I seem to have too many questions,and they have been bothering me for a long time.

Thank you for your kind answer.


The content above is what I edited before. Some people think my questions are too broad, so I want to reorganize my language.

Now suppose that there is a binary classification problem, and the data is not balanced. The ratio of positive and negative classes is 500:1.

I chose DNN as my classification model. I chose cross entropy as my loss. Now the question is whether I should choose cross entropy as my metric, or should I choose something else, why?

I want to talk about the information I get from other people's answers, that is, when the problem is a regression problem, the general metric and loss are differentiable, so in fact, choosing the same metrice and loss, or different one, depends entirely on your own understanding of the problem. But if the problem is classification, the metric we want is not differentiable, so we will choose different loss and metric, such as F1 and AUC, which are not differentiable. Why don't we choose cross entropy directly as the measure?


Solution

  • Question is arguably too broad for SO; nevertheless, here is a couple of things which you will hopefully find helpful...

    Since you have chosen to use the loss to update the model, why not use the loss to select the model?

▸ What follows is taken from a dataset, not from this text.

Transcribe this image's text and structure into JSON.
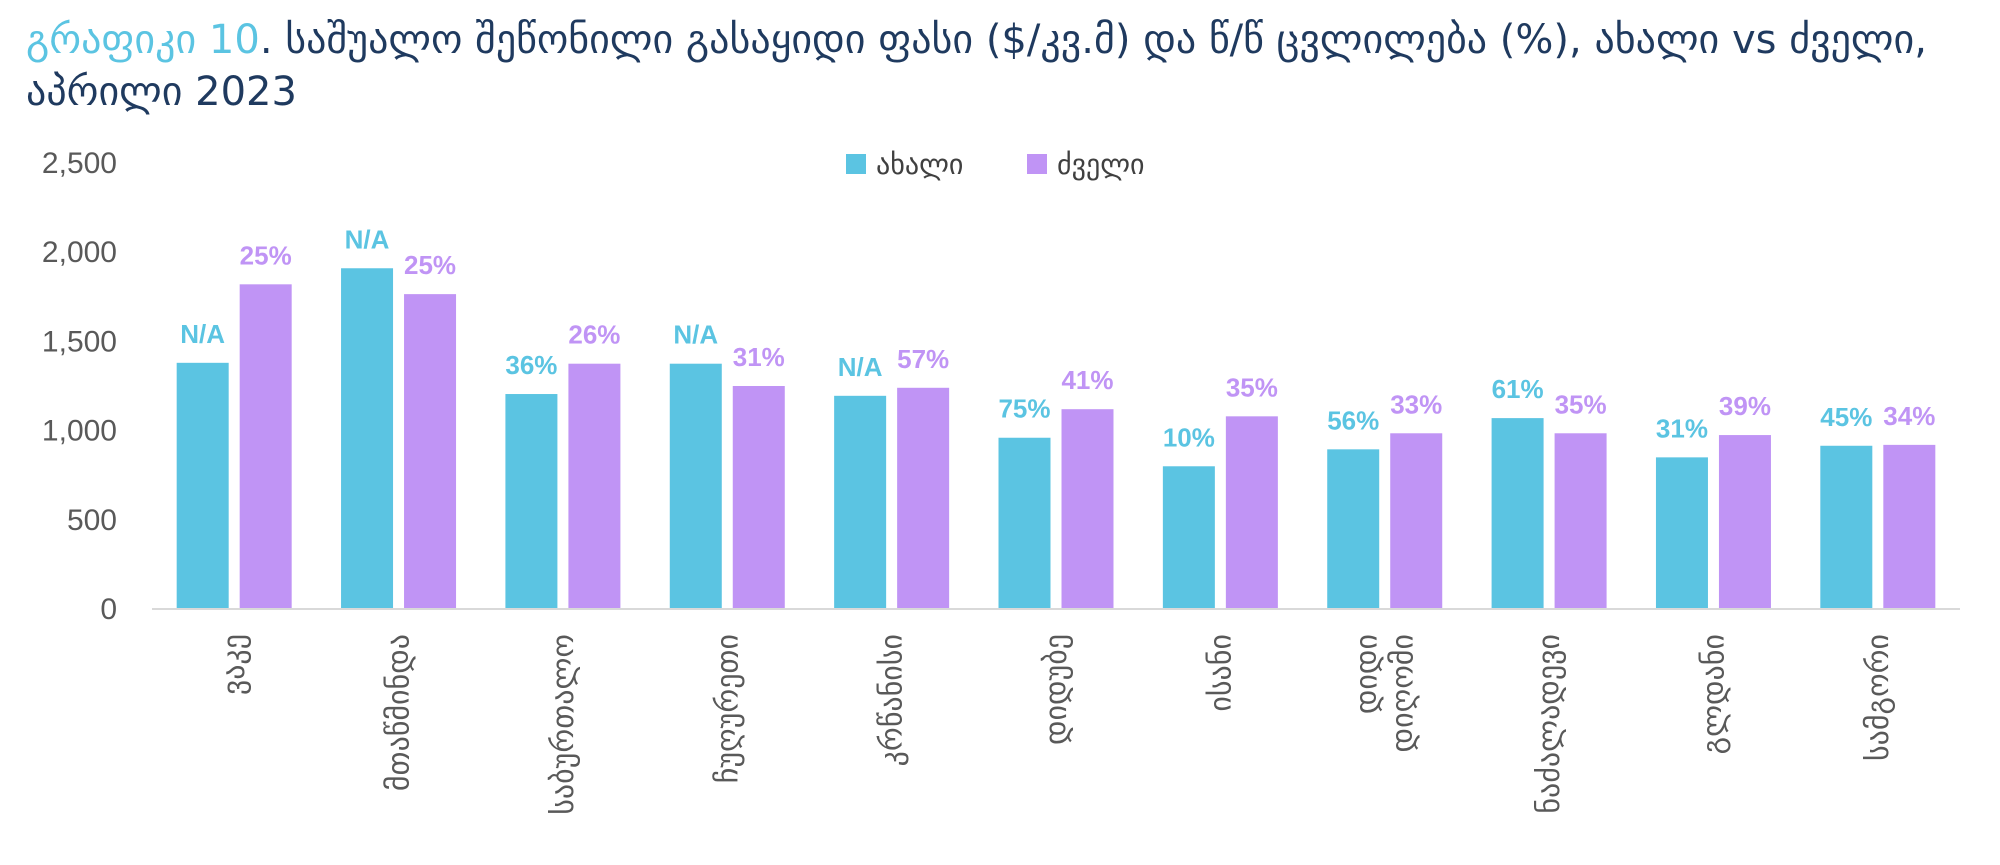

    Because, while the loss is the quantity we have to optimize from the mathematical perspective, the quantity of interest from the business perspective is the metric; in other words, at the end of the day, as users of the model, we are interested in the metric, and not in the loss (at least for settings where these two quantities are by default different, such as in classification problems).

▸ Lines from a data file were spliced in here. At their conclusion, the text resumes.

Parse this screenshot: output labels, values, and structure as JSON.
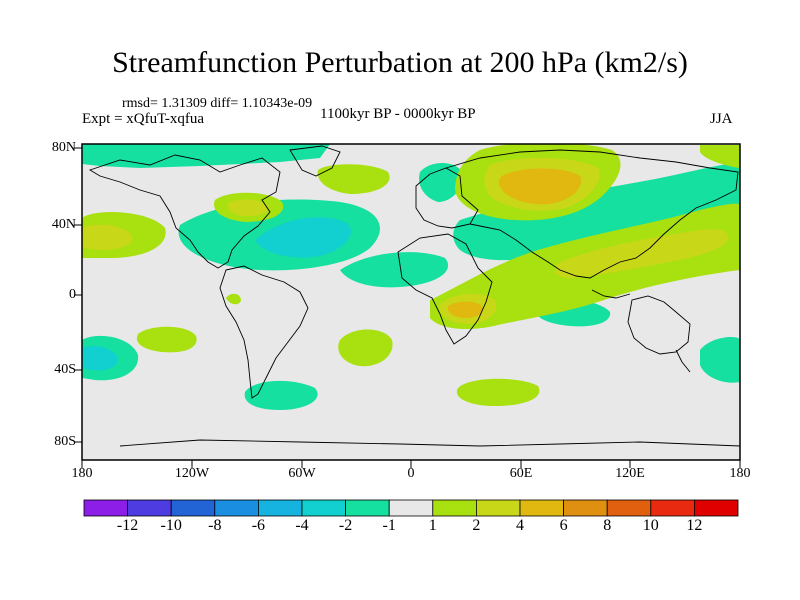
{
  "title": "Streamfunction Perturbation at 200 hPa (km2/s)",
  "stats": "rmsd= 1.31309 diff= 1.10343e-09",
  "experiment": "Expt = xQfuT-xqfua",
  "period": "1100kyr BP - 0000kyr BP",
  "season": "JJA",
  "lat_labels": [
    "80N",
    "40N",
    "0",
    "40S",
    "80S"
  ],
  "lon_labels": [
    "180",
    "120W",
    "60W",
    "0",
    "60E",
    "120E",
    "180"
  ],
  "colorbar": {
    "labels": [
      "-12",
      "-10",
      "-8",
      "-6",
      "-4",
      "-2",
      "-1",
      "1",
      "2",
      "4",
      "6",
      "8",
      "10",
      "12"
    ],
    "colors": [
      "#8c1ee8",
      "#4f3ce0",
      "#2263d6",
      "#1a8ee0",
      "#16b3e0",
      "#12d0d0",
      "#15e0a0",
      "#e8e8e8",
      "#a8e010",
      "#c8d818",
      "#e0b810",
      "#e09010",
      "#e06010",
      "#e82a10",
      "#e00000"
    ]
  },
  "map_colors": {
    "background": "#e8e8e8",
    "neg1": "#15e0a0",
    "neg2": "#12d0d0",
    "pos1": "#a8e010",
    "pos2": "#c8d818",
    "pos3": "#e0b810"
  }
}
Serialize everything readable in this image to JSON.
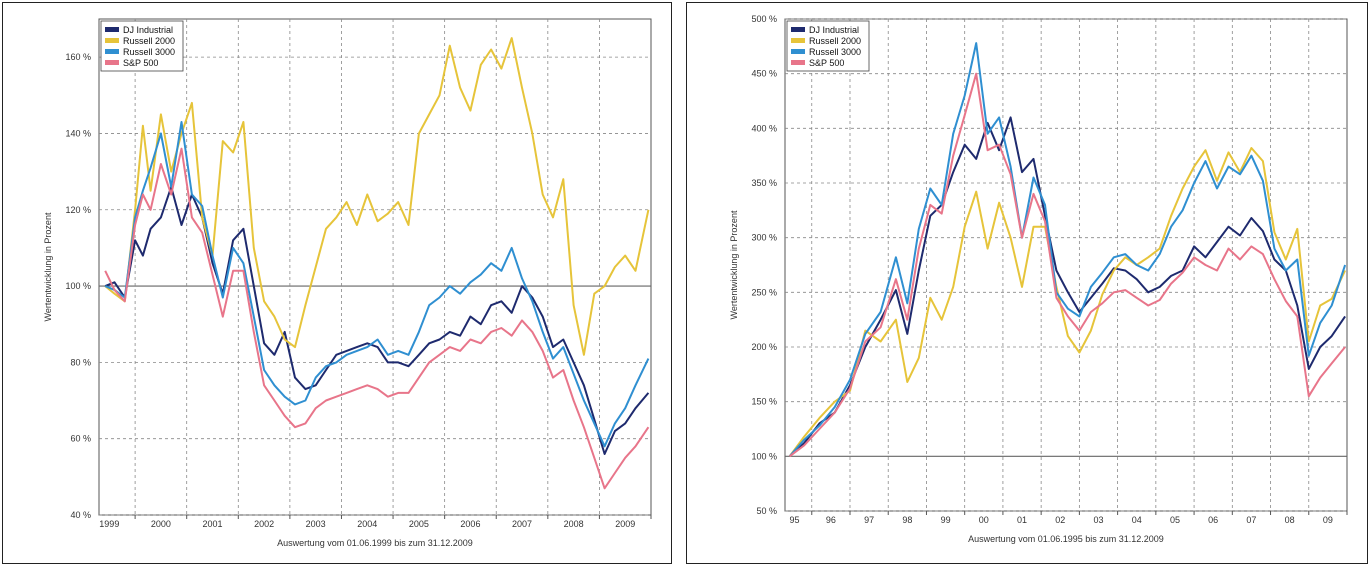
{
  "chart_data": [
    {
      "type": "line",
      "xlabel": "Auswertung vom 01.06.1999 bis zum 31.12.2009",
      "ylabel": "Wertentwicklung in Prozent",
      "ylim": [
        40,
        170
      ],
      "yticks": [
        "40 %",
        "60 %",
        "80 %",
        "100 %",
        "120 %",
        "140 %",
        "160 %"
      ],
      "ytick_values": [
        40,
        60,
        80,
        100,
        120,
        140,
        160
      ],
      "xlim": [
        1999.3,
        2010.0
      ],
      "xtick_labels": [
        "1999",
        "2000",
        "2001",
        "2002",
        "2003",
        "2004",
        "2005",
        "2006",
        "2007",
        "2008",
        "2009"
      ],
      "xtick_positions": [
        1999.5,
        2000.5,
        2001.5,
        2002.5,
        2003.5,
        2004.5,
        2005.5,
        2006.5,
        2007.5,
        2008.5,
        2009.5
      ],
      "grid": true,
      "baseline": 100,
      "legend_position": "top-left",
      "series": [
        {
          "name": "DJ Industrial",
          "color": "#1e2a6e",
          "x": [
            1999.42,
            1999.6,
            1999.8,
            2000.0,
            2000.15,
            2000.3,
            2000.5,
            2000.7,
            2000.9,
            2001.1,
            2001.3,
            2001.5,
            2001.7,
            2001.9,
            2002.1,
            2002.3,
            2002.5,
            2002.7,
            2002.9,
            2003.1,
            2003.3,
            2003.5,
            2003.7,
            2003.9,
            2004.1,
            2004.3,
            2004.5,
            2004.7,
            2004.9,
            2005.1,
            2005.3,
            2005.5,
            2005.7,
            2005.9,
            2006.1,
            2006.3,
            2006.5,
            2006.7,
            2006.9,
            2007.1,
            2007.3,
            2007.5,
            2007.7,
            2007.9,
            2008.1,
            2008.3,
            2008.5,
            2008.7,
            2008.9,
            2009.1,
            2009.3,
            2009.5,
            2009.7,
            2009.95
          ],
          "values": [
            100,
            101,
            97,
            112,
            108,
            115,
            118,
            126,
            116,
            124,
            118,
            106,
            98,
            112,
            115,
            100,
            85,
            82,
            88,
            76,
            73,
            74,
            78,
            82,
            83,
            84,
            85,
            84,
            80,
            80,
            79,
            82,
            85,
            86,
            88,
            87,
            92,
            90,
            95,
            96,
            93,
            100,
            97,
            92,
            84,
            86,
            80,
            74,
            65,
            56,
            62,
            64,
            68,
            72
          ]
        },
        {
          "name": "Russell 2000",
          "color": "#e6c43a",
          "x": [
            1999.42,
            1999.6,
            1999.8,
            2000.0,
            2000.15,
            2000.3,
            2000.5,
            2000.7,
            2000.9,
            2001.1,
            2001.3,
            2001.5,
            2001.7,
            2001.9,
            2002.1,
            2002.3,
            2002.5,
            2002.7,
            2002.9,
            2003.1,
            2003.3,
            2003.5,
            2003.7,
            2003.9,
            2004.1,
            2004.3,
            2004.5,
            2004.7,
            2004.9,
            2005.1,
            2005.3,
            2005.5,
            2005.7,
            2005.9,
            2006.1,
            2006.3,
            2006.5,
            2006.7,
            2006.9,
            2007.1,
            2007.3,
            2007.5,
            2007.7,
            2007.9,
            2008.1,
            2008.3,
            2008.5,
            2008.7,
            2008.9,
            2009.1,
            2009.3,
            2009.5,
            2009.7,
            2009.95
          ],
          "values": [
            100,
            98,
            96,
            120,
            142,
            125,
            145,
            130,
            140,
            148,
            118,
            108,
            138,
            135,
            143,
            110,
            96,
            92,
            86,
            84,
            95,
            105,
            115,
            118,
            122,
            116,
            124,
            117,
            119,
            122,
            116,
            140,
            145,
            150,
            163,
            152,
            146,
            158,
            162,
            157,
            165,
            152,
            140,
            124,
            118,
            128,
            95,
            82,
            98,
            100,
            105,
            108,
            104,
            120
          ]
        },
        {
          "name": "Russell 3000",
          "color": "#2f8fd1",
          "x": [
            1999.42,
            1999.6,
            1999.8,
            2000.0,
            2000.15,
            2000.3,
            2000.5,
            2000.7,
            2000.9,
            2001.1,
            2001.3,
            2001.5,
            2001.7,
            2001.9,
            2002.1,
            2002.3,
            2002.5,
            2002.7,
            2002.9,
            2003.1,
            2003.3,
            2003.5,
            2003.7,
            2003.9,
            2004.1,
            2004.3,
            2004.5,
            2004.7,
            2004.9,
            2005.1,
            2005.3,
            2005.5,
            2005.7,
            2005.9,
            2006.1,
            2006.3,
            2006.5,
            2006.7,
            2006.9,
            2007.1,
            2007.3,
            2007.5,
            2007.7,
            2007.9,
            2008.1,
            2008.3,
            2008.5,
            2008.7,
            2008.9,
            2009.1,
            2009.3,
            2009.5,
            2009.7,
            2009.95
          ],
          "values": [
            100,
            99,
            97,
            118,
            125,
            131,
            140,
            126,
            143,
            124,
            121,
            108,
            97,
            110,
            106,
            92,
            78,
            74,
            71,
            69,
            70,
            76,
            79,
            80,
            82,
            83,
            84,
            86,
            82,
            83,
            82,
            88,
            95,
            97,
            100,
            98,
            101,
            103,
            106,
            104,
            110,
            102,
            96,
            88,
            81,
            84,
            77,
            70,
            64,
            58,
            64,
            68,
            74,
            81
          ]
        },
        {
          "name": "S&P 500",
          "color": "#e8758a",
          "x": [
            1999.42,
            1999.6,
            1999.8,
            2000.0,
            2000.15,
            2000.3,
            2000.5,
            2000.7,
            2000.9,
            2001.1,
            2001.3,
            2001.5,
            2001.7,
            2001.9,
            2002.1,
            2002.3,
            2002.5,
            2002.7,
            2002.9,
            2003.1,
            2003.3,
            2003.5,
            2003.7,
            2003.9,
            2004.1,
            2004.3,
            2004.5,
            2004.7,
            2004.9,
            2005.1,
            2005.3,
            2005.5,
            2005.7,
            2005.9,
            2006.1,
            2006.3,
            2006.5,
            2006.7,
            2006.9,
            2007.1,
            2007.3,
            2007.5,
            2007.7,
            2007.9,
            2008.1,
            2008.3,
            2008.5,
            2008.7,
            2008.9,
            2009.1,
            2009.3,
            2009.5,
            2009.7,
            2009.95
          ],
          "values": [
            104,
            99,
            96,
            116,
            124,
            120,
            132,
            124,
            136,
            118,
            114,
            103,
            92,
            104,
            104,
            88,
            74,
            70,
            66,
            63,
            64,
            68,
            70,
            71,
            72,
            73,
            74,
            73,
            71,
            72,
            72,
            76,
            80,
            82,
            84,
            83,
            86,
            85,
            88,
            89,
            87,
            91,
            88,
            83,
            76,
            78,
            70,
            63,
            55,
            47,
            51,
            55,
            58,
            63
          ]
        }
      ]
    },
    {
      "type": "line",
      "xlabel": "Auswertung vom 01.06.1995 bis zum 31.12.2009",
      "ylabel": "Wertentwicklung in Prozent",
      "ylim": [
        50,
        500
      ],
      "yticks": [
        "50 %",
        "100 %",
        "150 %",
        "200 %",
        "250 %",
        "300 %",
        "350 %",
        "400 %",
        "450 %",
        "500 %"
      ],
      "ytick_values": [
        50,
        100,
        150,
        200,
        250,
        300,
        350,
        400,
        450,
        500
      ],
      "xlim": [
        1995.3,
        2010.0
      ],
      "xtick_labels": [
        "95",
        "96",
        "97",
        "98",
        "99",
        "00",
        "01",
        "02",
        "03",
        "04",
        "05",
        "06",
        "07",
        "08",
        "09"
      ],
      "xtick_positions": [
        1995.55,
        1996.5,
        1997.5,
        1998.5,
        1999.5,
        2000.5,
        2001.5,
        2002.5,
        2003.5,
        2004.5,
        2005.5,
        2006.5,
        2007.5,
        2008.5,
        2009.5
      ],
      "grid": true,
      "baseline": 100,
      "legend_position": "top-left",
      "series": [
        {
          "name": "DJ Industrial",
          "color": "#1e2a6e",
          "x": [
            1995.42,
            1995.8,
            1996.2,
            1996.6,
            1997.0,
            1997.4,
            1997.8,
            1998.2,
            1998.5,
            1998.8,
            1999.1,
            1999.4,
            1999.7,
            2000.0,
            2000.3,
            2000.6,
            2000.9,
            2001.2,
            2001.5,
            2001.8,
            2002.1,
            2002.4,
            2002.7,
            2003.0,
            2003.3,
            2003.6,
            2003.9,
            2004.2,
            2004.5,
            2004.8,
            2005.1,
            2005.4,
            2005.7,
            2006.0,
            2006.3,
            2006.6,
            2006.9,
            2007.2,
            2007.5,
            2007.8,
            2008.1,
            2008.4,
            2008.7,
            2009.0,
            2009.3,
            2009.6,
            2009.95
          ],
          "values": [
            100,
            112,
            130,
            140,
            165,
            200,
            225,
            252,
            212,
            270,
            320,
            330,
            360,
            385,
            372,
            405,
            380,
            410,
            360,
            372,
            320,
            270,
            250,
            232,
            245,
            258,
            272,
            270,
            262,
            250,
            255,
            265,
            270,
            292,
            282,
            296,
            310,
            302,
            318,
            306,
            280,
            270,
            238,
            180,
            200,
            210,
            228
          ]
        },
        {
          "name": "Russell 2000",
          "color": "#e6c43a",
          "x": [
            1995.42,
            1995.8,
            1996.2,
            1996.6,
            1997.0,
            1997.4,
            1997.8,
            1998.2,
            1998.5,
            1998.8,
            1999.1,
            1999.4,
            1999.7,
            2000.0,
            2000.3,
            2000.6,
            2000.9,
            2001.2,
            2001.5,
            2001.8,
            2002.1,
            2002.4,
            2002.7,
            2003.0,
            2003.3,
            2003.6,
            2003.9,
            2004.2,
            2004.5,
            2004.8,
            2005.1,
            2005.4,
            2005.7,
            2006.0,
            2006.3,
            2006.6,
            2006.9,
            2007.2,
            2007.5,
            2007.8,
            2008.1,
            2008.4,
            2008.7,
            2009.0,
            2009.3,
            2009.6,
            2009.95
          ],
          "values": [
            100,
            118,
            135,
            150,
            160,
            215,
            205,
            225,
            168,
            190,
            245,
            225,
            255,
            310,
            342,
            290,
            332,
            300,
            255,
            310,
            310,
            255,
            210,
            195,
            215,
            248,
            270,
            282,
            275,
            282,
            290,
            320,
            345,
            365,
            380,
            352,
            378,
            360,
            382,
            370,
            305,
            280,
            308,
            205,
            238,
            244,
            270
          ]
        },
        {
          "name": "Russell 3000",
          "color": "#2f8fd1",
          "x": [
            1995.42,
            1995.8,
            1996.2,
            1996.6,
            1997.0,
            1997.4,
            1997.8,
            1998.2,
            1998.5,
            1998.8,
            1999.1,
            1999.4,
            1999.7,
            2000.0,
            2000.3,
            2000.6,
            2000.9,
            2001.2,
            2001.5,
            2001.8,
            2002.1,
            2002.4,
            2002.7,
            2003.0,
            2003.3,
            2003.6,
            2003.9,
            2004.2,
            2004.5,
            2004.8,
            2005.1,
            2005.4,
            2005.7,
            2006.0,
            2006.3,
            2006.6,
            2006.9,
            2007.2,
            2007.5,
            2007.8,
            2008.1,
            2008.4,
            2008.7,
            2009.0,
            2009.3,
            2009.6,
            2009.95
          ],
          "values": [
            100,
            115,
            128,
            145,
            170,
            212,
            232,
            282,
            240,
            308,
            345,
            330,
            395,
            430,
            478,
            395,
            410,
            365,
            300,
            355,
            330,
            250,
            235,
            228,
            255,
            268,
            282,
            285,
            275,
            270,
            285,
            310,
            325,
            350,
            370,
            345,
            365,
            358,
            375,
            352,
            290,
            270,
            280,
            192,
            222,
            238,
            275
          ]
        },
        {
          "name": "S&P 500",
          "color": "#e8758a",
          "x": [
            1995.42,
            1995.8,
            1996.2,
            1996.6,
            1997.0,
            1997.4,
            1997.8,
            1998.2,
            1998.5,
            1998.8,
            1999.1,
            1999.4,
            1999.7,
            2000.0,
            2000.3,
            2000.6,
            2000.9,
            2001.2,
            2001.5,
            2001.8,
            2002.1,
            2002.4,
            2002.7,
            2003.0,
            2003.3,
            2003.6,
            2003.9,
            2004.2,
            2004.5,
            2004.8,
            2005.1,
            2005.4,
            2005.7,
            2006.0,
            2006.3,
            2006.6,
            2006.9,
            2007.2,
            2007.5,
            2007.8,
            2008.1,
            2008.4,
            2008.7,
            2009.0,
            2009.3,
            2009.6,
            2009.95
          ],
          "values": [
            100,
            110,
            125,
            140,
            162,
            205,
            218,
            262,
            225,
            290,
            330,
            322,
            375,
            412,
            450,
            380,
            385,
            358,
            300,
            340,
            315,
            245,
            228,
            215,
            232,
            240,
            250,
            252,
            245,
            238,
            243,
            258,
            268,
            282,
            275,
            270,
            290,
            280,
            292,
            285,
            262,
            242,
            228,
            155,
            172,
            185,
            200
          ]
        }
      ]
    }
  ]
}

    That said, selecting the model based on loss is also a perfectly valid strategy, too; as always, there is some subjectivity, and it depends on the specific problem.

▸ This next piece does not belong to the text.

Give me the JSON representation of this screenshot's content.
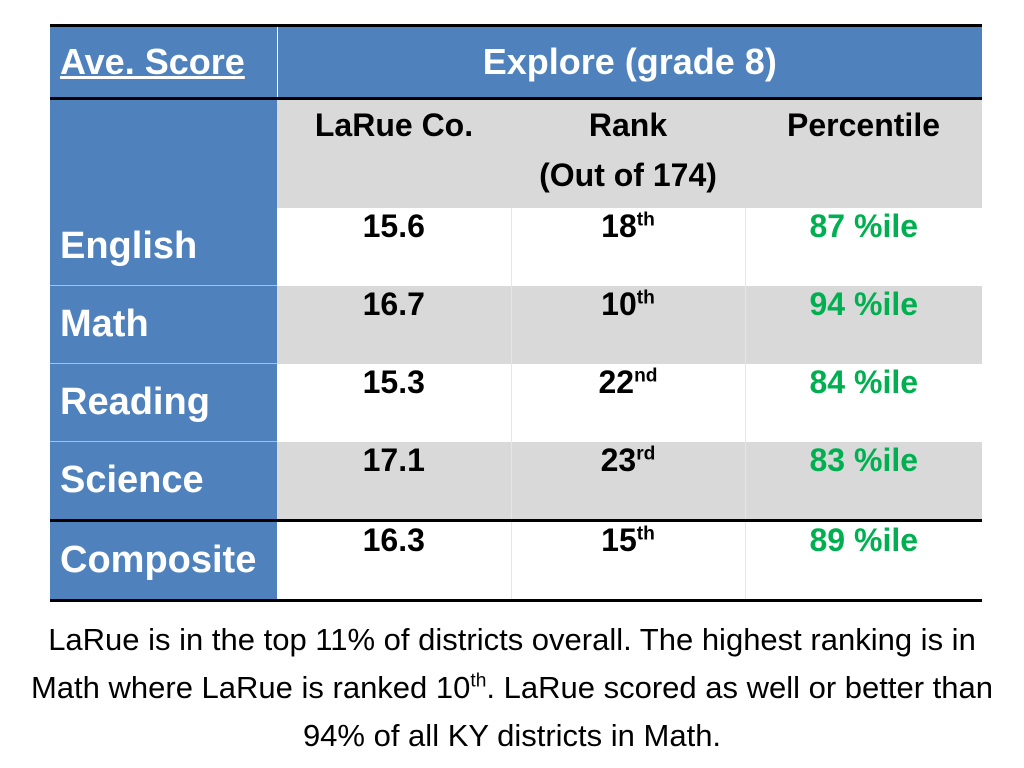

    Take the regression problem as an example, when someone use the 'mse' as their loss, why they define metrics=['mae']

    This is not the norm, and is far from standard; normally, for regression problems, it is perfectly natural to use the loss as the metric, too. I agree with you that choices like the one you refer to seem unnatural, and in general do not seem to make much sense. Just keep in mind that because someone used it in a blog or something does not make it necessarily "correct" (or a good idea), but it is difficult to argue in general without taking into account possible arguments for the specific case.

    I don't know why these metrics [F1 or AUC] can improve the problem caused by imbalance data.

    They don't "improve" anything - they are just more appropriate instead of accuracy, where a naive approach in a heavily imbalanced dataset (think of 99% majority class) will be simply to classify everything as the majority class, which would give a 99% accuracy without the model having learned anything.

    I am confused about when someone send more than one metric to the parameter metrics in the function compile. I don't understand why multiple, why not one. What is the advantage of defining multiple metrics over one?

    Again, generally speaking, there is no advantage, neither this is the norm; but everything depends on possible specifics.


    UPDATE (after comment): Limiting the discussion to classification settings (since in regression, the loss and the metric can be the same thing), similar questions pop up rather frequently, I guess because the subtle differences between the loss and the various available metrics (accuracy, precision, recall, F1 score etc) are not well understood; consider for example the inverse of your question:

    Optimizing for accuracy instead of loss in Keras model

    and the links therein. Quoting from one of my own linked answers:

    Loss and accuracy are different things; roughly speaking, the accuracy is what we are actually interested in from a business perspective, while the loss is the objective function that the learning algorithms (optimizers) are trying to minimize from a mathematical perspective. Even more roughly speaking, you can think of the loss as the "translation" of the business objective (accuracy) to the mathematical domain, a translation which is necessary in classification problems (in regression ones, usually the loss and the business objective are the same, or at least can be the same in principle, e.g. the RMSE)...

    You may also find the discussion in Cost function training target versus accuracy desired goal helpful.